Per dire: ho incontrato un coniglio selvatico, nel bosco, domenica scorsa. E la domenica precedente, pure. Stava lì, tutto intento nel suo incessante lavorìo di masticazione, e mi fissava, con le orecchie dritte. Ogni tanto azzardava un tuffo nell'erba più fresca, si strofinava il muso con le zampette e di nuovo riprendeva a mangiare. Da giorni pensavo alla magia delicata e ai guasti sempre in agguato negli incontri ed ecco la risposta. La bellezza giunge inaspettata, non timbra cartellini, non chiede e non dà: se vuoi goderne un po', muoviti piano e fai spazio. Può accadere si avvicini come mai potevi sperare.
La rete, dunque, e le coincidenze. Ieri ero alla Fnac di via Torino, alla presentazione di Rinascimento virtuale, di Mario Gerosa. C'era un picchiatello, seduto a un paio di sedie da me, che svarionava di quelli che incontri in chat e dicono e parlano, ma poi spariscono nel nulla e cosa t'ho fatto, io, scusa?, perché non mi spieghi? E poi 'sto cellulare sempre acceso che una volta, col fisso, non succedeva: se stavi in bagno, chissenefregava se suonava e suonava, invece ora guardi chi ti chiama, decidi se è il caso o no e hai tanti modi per ignorare uno, volendo.

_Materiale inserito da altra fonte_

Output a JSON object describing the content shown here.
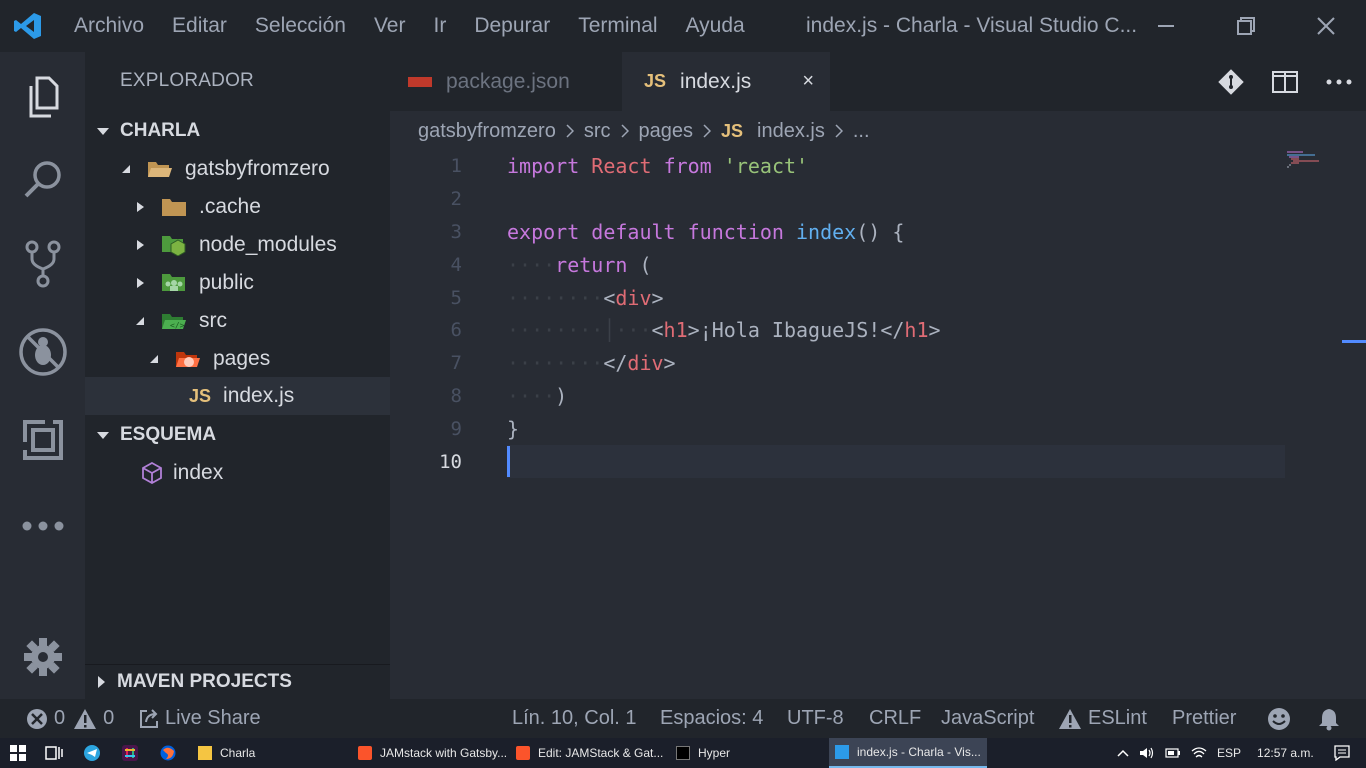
{
  "titlebar": {
    "menu": [
      "Archivo",
      "Editar",
      "Selección",
      "Ver",
      "Ir",
      "Depurar",
      "Terminal",
      "Ayuda"
    ],
    "window_title": "index.js - Charla - Visual Studio C..."
  },
  "activity_bar": [
    "explorer-icon",
    "search-icon",
    "source-control-icon",
    "debug-icon",
    "extensions-icon",
    "more-icon",
    "gear-icon"
  ],
  "sidebar": {
    "title": "EXPLORADOR",
    "project_section": "CHARLA",
    "tree": [
      {
        "label": "gatsbyfromzero",
        "icon": "folder-open-icon"
      },
      {
        "label": ".cache",
        "icon": "folder-icon"
      },
      {
        "label": "node_modules",
        "icon": "node-folder-icon"
      },
      {
        "label": "public",
        "icon": "public-folder-icon"
      },
      {
        "label": "src",
        "icon": "src-folder-icon"
      },
      {
        "label": "pages",
        "icon": "pages-folder-icon"
      },
      {
        "label": "index.js",
        "icon": "js-file-icon",
        "badge": "JS"
      }
    ],
    "outline_section": "ESQUEMA",
    "outline_items": [
      {
        "label": "index",
        "icon": "cube-icon"
      }
    ],
    "maven_section": "MAVEN PROJECTS"
  },
  "tabs": [
    {
      "label": "package.json",
      "active": false
    },
    {
      "label": "index.js",
      "active": true,
      "badge": "JS",
      "close": "×"
    }
  ],
  "breadcrumb": {
    "items": [
      "gatsbyfromzero",
      "src",
      "pages",
      "index.js",
      "..."
    ],
    "badge": "JS"
  },
  "editor": {
    "line_numbers": [
      "1",
      "2",
      "3",
      "4",
      "5",
      "6",
      "7",
      "8",
      "9",
      "10"
    ],
    "active_line": 10,
    "line1": {
      "kw_import": "import",
      "id_react": "React",
      "kw_from": "from",
      "str_react": "'react'"
    },
    "line3": {
      "kw_export": "export",
      "kw_default": "default",
      "kw_function": "function",
      "fn_name": "index",
      "punct": "() {"
    },
    "line4": {
      "ws": "····",
      "kw_return": "return",
      "punct": "("
    },
    "line5": {
      "ws": "········",
      "open": "<",
      "tag": "div",
      "close": ">"
    },
    "line6": {
      "ws": "········│···",
      "open": "<",
      "tag": "h1",
      "close": ">",
      "text": "¡Hola IbagueJS!",
      "end_open": "</",
      "end_tag": "h1",
      "end_close": ">"
    },
    "line7": {
      "ws": "········",
      "open": "</",
      "tag": "div",
      "close": ">"
    },
    "line8": {
      "ws": "····",
      "punct": ")"
    },
    "line9": {
      "punct": "}"
    }
  },
  "statusbar": {
    "errors": "0",
    "warnings": "0",
    "live_share": "Live Share",
    "position": "Lín. 10, Col. 1",
    "spaces": "Espacios: 4",
    "encoding": "UTF-8",
    "eol": "CRLF",
    "language": "JavaScript",
    "eslint": "ESLint",
    "prettier": "Prettier"
  },
  "taskbar": {
    "tasks": [
      {
        "label": "Charla",
        "icon": "folder-icon"
      },
      {
        "label": "JAMstack with Gatsby...",
        "icon": "brave-icon"
      },
      {
        "label": "Edit: JAMStack & Gat...",
        "icon": "brave-icon"
      },
      {
        "label": "Hyper",
        "icon": "terminal-icon"
      },
      {
        "label": "index.js - Charla - Vis...",
        "icon": "vscode-icon",
        "active": true
      }
    ],
    "language": "ESP",
    "time": "12:57 a.m."
  },
  "colors": {
    "accent": "#528bff",
    "keyword": "#c678dd",
    "identifier": "#e06c75",
    "string": "#98c379",
    "function": "#61afef",
    "js_badge": "#e5c07b"
  }
}
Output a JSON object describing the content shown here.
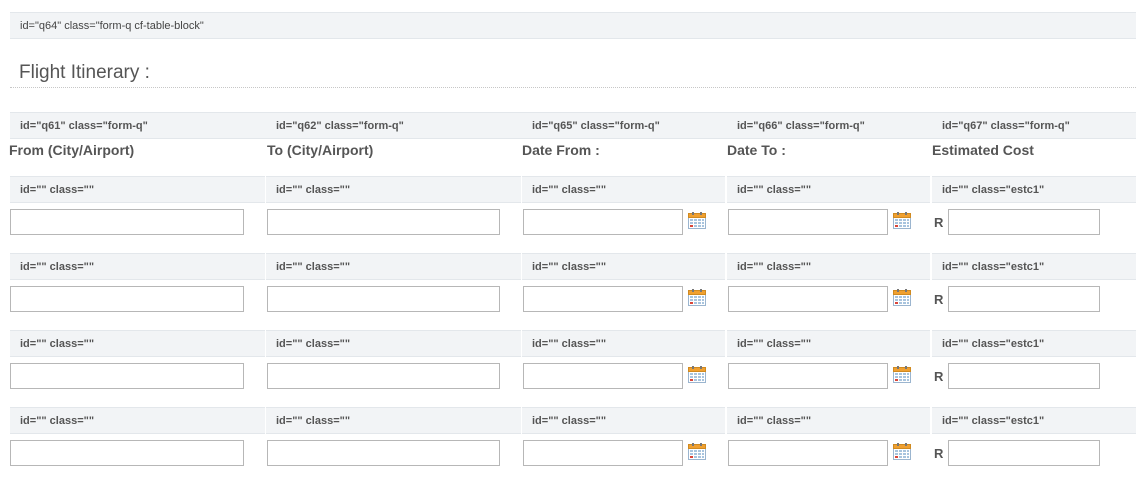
{
  "block_tag": "id=\"q64\" class=\"form-q cf-table-block\"",
  "section_title": "Flight Itinerary :",
  "column_tags": [
    "id=\"q61\" class=\"form-q\"",
    "id=\"q62\" class=\"form-q\"",
    "id=\"q65\" class=\"form-q\"",
    "id=\"q66\" class=\"form-q\"",
    "id=\"q67\" class=\"form-q\""
  ],
  "columns": [
    "From (City/Airport)",
    "To (City/Airport)",
    "Date From :",
    "Date To :",
    "Estimated Cost"
  ],
  "cell_tag_default": "id=\"\" class=\"\"",
  "cell_tag_cost": "id=\"\" class=\"estc1\"",
  "currency_symbol": "R",
  "rows": [
    {
      "from": "",
      "to": "",
      "date_from": "",
      "date_to": "",
      "cost": ""
    },
    {
      "from": "",
      "to": "",
      "date_from": "",
      "date_to": "",
      "cost": ""
    },
    {
      "from": "",
      "to": "",
      "date_from": "",
      "date_to": "",
      "cost": ""
    },
    {
      "from": "",
      "to": "",
      "date_from": "",
      "date_to": "",
      "cost": ""
    }
  ],
  "icons": {
    "date_picker": "calendar-icon"
  },
  "colors": {
    "tag_background": "#f2f4f6",
    "input_border": "#b7b7b7",
    "calendar_header": "#f0a030"
  }
}
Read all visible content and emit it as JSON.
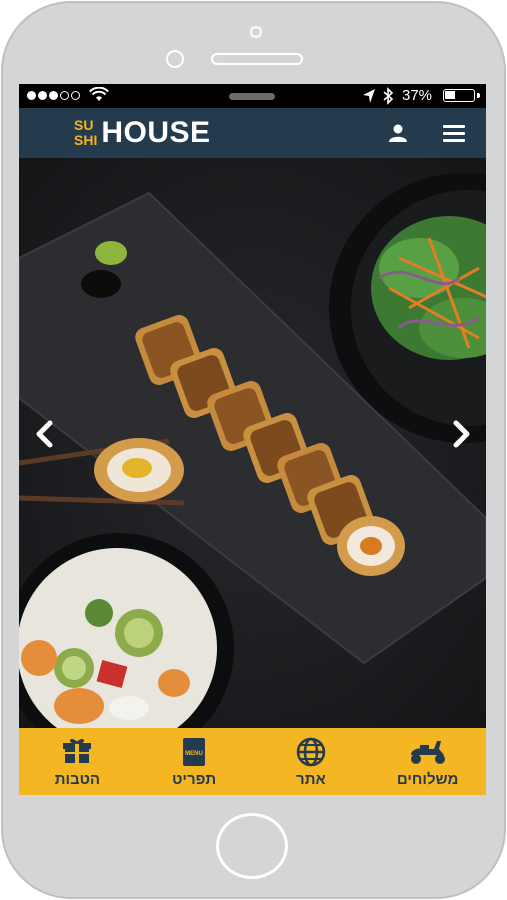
{
  "status_bar": {
    "battery_text": "37%",
    "battery_level": 0.37,
    "signal_bars_filled": 3,
    "signal_bars_total": 5
  },
  "header": {
    "logo_small_top": "SU",
    "logo_small_bottom": "SHI",
    "logo_text": "HOUSE",
    "icons": [
      "user-icon",
      "menu-icon"
    ]
  },
  "carousel": {
    "image": "sushi-rolls-on-slate-with-salads",
    "prev_icon": "chevron-left-icon",
    "next_icon": "chevron-right-icon"
  },
  "tabs": [
    {
      "label": "הטבות",
      "icon": "gift-icon"
    },
    {
      "label": "תפריט",
      "icon": "menu-book-icon"
    },
    {
      "label": "אתר",
      "icon": "globe-icon"
    },
    {
      "label": "משלוחים",
      "icon": "scooter-icon"
    }
  ],
  "menu_icon_text": "MENU",
  "colors": {
    "header_bg": "#233b4c",
    "accent": "#f5b623",
    "logo_yellow": "#f3b21f",
    "tab_text": "#233b4c"
  }
}
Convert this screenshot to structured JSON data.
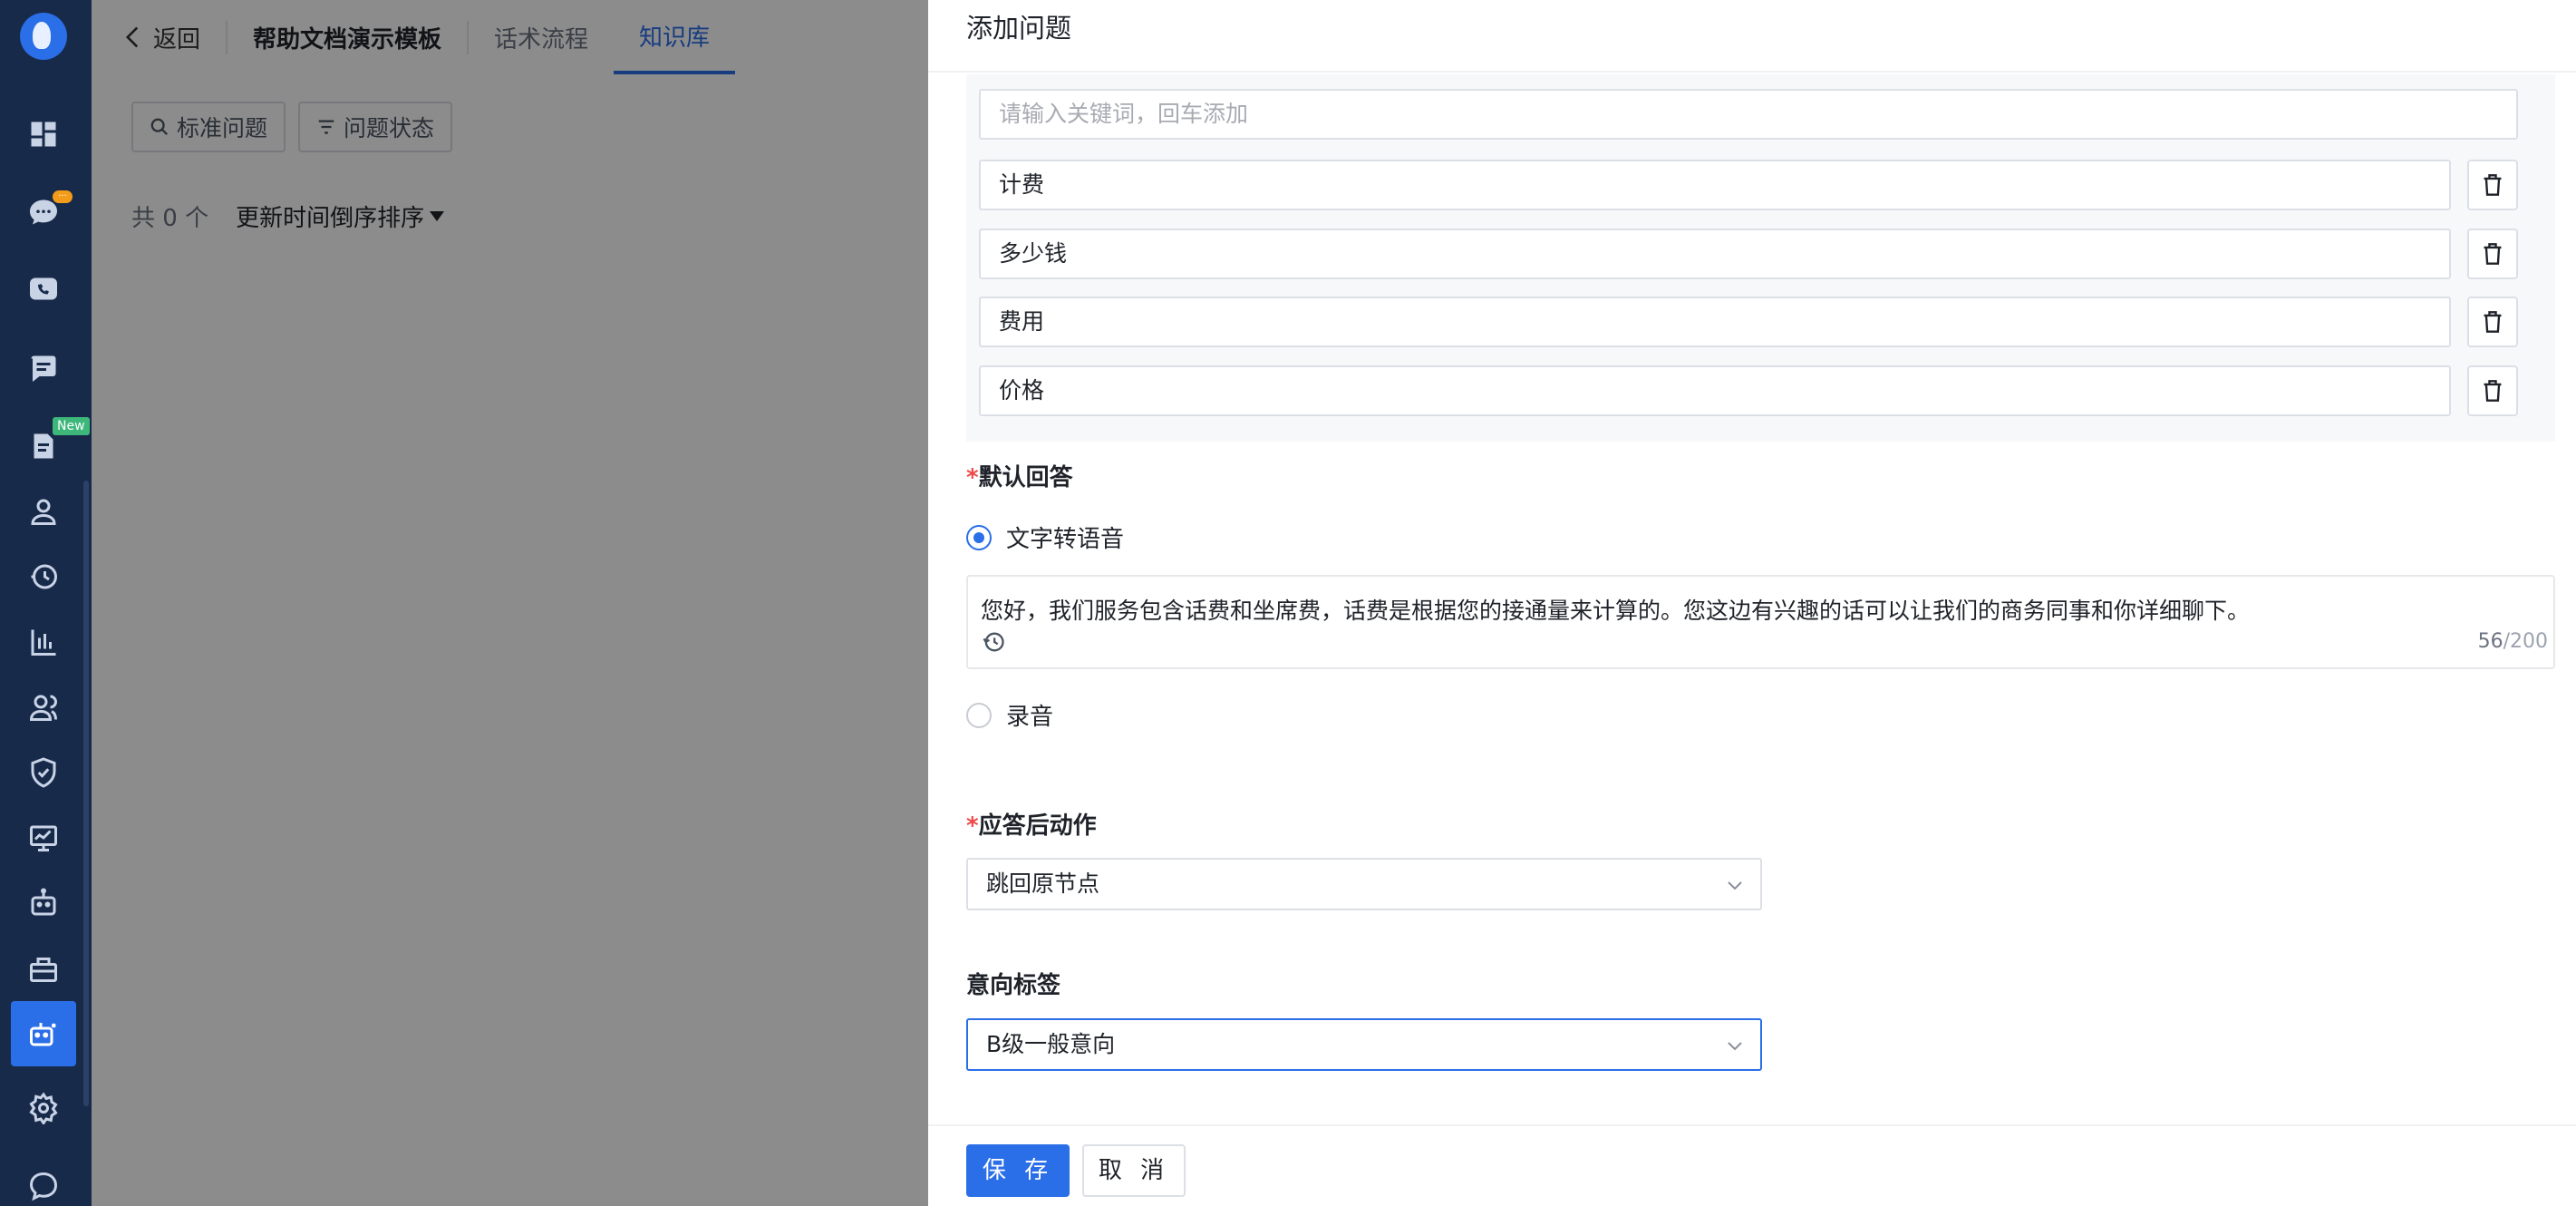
{
  "nav": {
    "badge_new": "New",
    "items": [
      "dashboard-icon",
      "chat-icon",
      "phone-icon",
      "message-icon",
      "document-icon",
      "user-icon",
      "history-icon",
      "chart-icon",
      "team-icon",
      "shield-icon",
      "monitor-icon",
      "robot-icon",
      "toolbox-icon",
      "robot-active-icon",
      "gear-icon",
      "wechat-icon"
    ]
  },
  "topbar": {
    "back_label": "返回",
    "template_title": "帮助文档演示模板",
    "tabs": [
      {
        "label": "话术流程",
        "active": false
      },
      {
        "label": "知识库",
        "active": true
      }
    ]
  },
  "filters": {
    "standard_question": "标准问题",
    "question_status": "问题状态"
  },
  "list": {
    "count_text": "共 0 个",
    "sort_label": "更新时间倒序排序"
  },
  "drawer": {
    "title": "添加问题",
    "keyword_placeholder": "请输入关键词，回车添加",
    "keywords": [
      "计费",
      "多少钱",
      "费用",
      "价格"
    ],
    "default_answer": {
      "label": "默认回答",
      "option_tts": "文字转语音",
      "option_recording": "录音",
      "selected": "文字转语音",
      "text": "您好，我们服务包含话费和坐席费，话费是根据您的接通量来计算的。您这边有兴趣的话可以让我们的商务同事和你详细聊下。",
      "count": "56",
      "max": "/200"
    },
    "post_action": {
      "label": "应答后动作",
      "value": "跳回原节点"
    },
    "intent_tag": {
      "label": "意向标签",
      "value": "B级一般意向"
    },
    "save_label": "保 存",
    "cancel_label": "取 消"
  },
  "colors": {
    "accent": "#2a6ee8",
    "nav_bg": "#182a4a",
    "required": "#f04848"
  }
}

E c'era Gerosa che diceva che la rete cambia la geografia dei rapporti, che ti regala possibilità inedite e ti avvicina di più - come capita a lui - a persone che vivono all'altro capo del globo piuttosto che al vicino di casa. E oggi, toh, leggo sul Corriere che Enrico Ruggeri dice testualmente: «Il giorno del black-out parte dalla considerazione che in questo mondo stai a chattare con uno che sta a Canberra, ma non sai nulla della vita di chi vive sopra di te e di cui senti i passi ogni giorno».
«Immagino un mondo fantastico dove tutto si spegne e si torna a parlare - dice Ruggeri -. Da bambino mi ricordo che si andava dal vicino di pianerottolo e si trovava la porta aperta». Ora io me lo ricordo, il mio vicino di via Leonardo da Vinci. Pallido, timido, si guardava sempre le scarpe, soprattutto in ascensore. E mi ricordo pure quell'altro, che mi chiudeva sempre il cancello in faccia. E quelli che la-mia-porta-è-sempre-aperta. Tutto questo negli anni '70, quando internet non c'era. I vicini con la porta sempre aperta ci sono ancora e non è detto siano i migliori. A me, per esempio, suscitano diffidenza: cosa nasconde uno che non ha niente da nascondere? Preferisco i conigli, le conquiste lente e sicure, le ombre sotto le frasche, i silenzi. Niente smancerie, molta sostanza.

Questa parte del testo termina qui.